China is home to a vast array of staggering natural beauty. However, this reputation is unfortunately soured in the West by its reputation for being one of the most polluted countries on the planet. Whilst this is true of many big cites, Westerners often overlook the opportunity to visit rural China – home to some of the most incredible national parks on the planet.
My favourite has to be Jiuzhaigou, meaning ‘nine village valley’. Jiuzhaigou sits high up in the mountains a few hundred kilometres north of Chengdu, the capital of Sichuan province. This place was untouched until the ‘70s when it began to be used for logging. However, this activity was stopped soon after when the local authorities realised how amazing the natural landscape was. The pristine area hosts some of the purest bodies of water in the Himalayan region, which give it a range of spectacular translucent colours.

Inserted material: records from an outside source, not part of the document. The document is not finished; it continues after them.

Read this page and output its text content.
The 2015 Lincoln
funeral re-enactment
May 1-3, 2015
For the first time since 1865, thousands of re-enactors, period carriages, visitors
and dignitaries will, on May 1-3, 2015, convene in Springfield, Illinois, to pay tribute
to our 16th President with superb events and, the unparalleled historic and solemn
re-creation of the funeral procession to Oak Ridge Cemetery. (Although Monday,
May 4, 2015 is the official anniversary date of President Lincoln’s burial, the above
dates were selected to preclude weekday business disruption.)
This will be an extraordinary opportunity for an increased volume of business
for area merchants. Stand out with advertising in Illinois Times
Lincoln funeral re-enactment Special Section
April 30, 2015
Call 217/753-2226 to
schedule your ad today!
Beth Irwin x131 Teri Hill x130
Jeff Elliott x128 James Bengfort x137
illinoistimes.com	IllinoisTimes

I came in the dead of winter with my family a few years ago. It wasn’t the smartest idea, but we didn’t have much choice, due to limited holiday time. Whilst the day time was amazing with temperatures around two degrees centigrade, at night it dropped below -20. However, while some may see this as a tad uncomfortable (particularly for a family of Australians), the frozen landscapes were breathtaking. The valley itself is split two; we spent our time taking busses up both and then walking down. It may sound boring for those who don’t like nature, but I can honestly say it’s the most beautiful place I have ever been.
This place is widely known throughout China and has been used as a backdrop for many famous Chinese movies, such as House of Flying Daggers and Hero. As well as the scenery, this place has some awesome culture to explore. As it’s located inside a Tibetan autonomous region of Sichuan province, visiting Jiuzhaigou also means experiencing yaks galore and dog fur car seats. That’s right, dog fur. The dog fur lined seats I highly recommend as they keep you super warm. The yaks… well, just don’t get too close (my family and I got charged by one trying to snap a photo).
Coloured flags adorn the buildings and small Tibetan-style souvenirs are available throughout the town. The food is not much to write home about (after all, it was low season and many restaurants we closed) and amenities were fairly basic. For example, the heating in our room was a little off, which meant any water left on the bathroom floor became ice overnight.
Hardships aside, this place is worth the visit. Highlights such as mirrored lakes and a peacock pool are straight off of a post card and will definitely have you writing smug Facebook comments to friends; “wish you were here, lol”.
To get to Jiuzhaigou, you can brave the 11-hour drive from Chengdu, or take a 1-hour flight, although flights are regularly delayed or cancelled because of the weather up at 3500m above sea level. We flew, and got lucky as the flight in the day after was cancelled.
If you find yourself in Chengdu, I urge you to pop up to Jiuzhaigou for a detour you couldn’t possibly regret. Although *useful pointer*: avoid it during Golden Week as it (like every national monument or park) becomes insanely crowded with local tourists.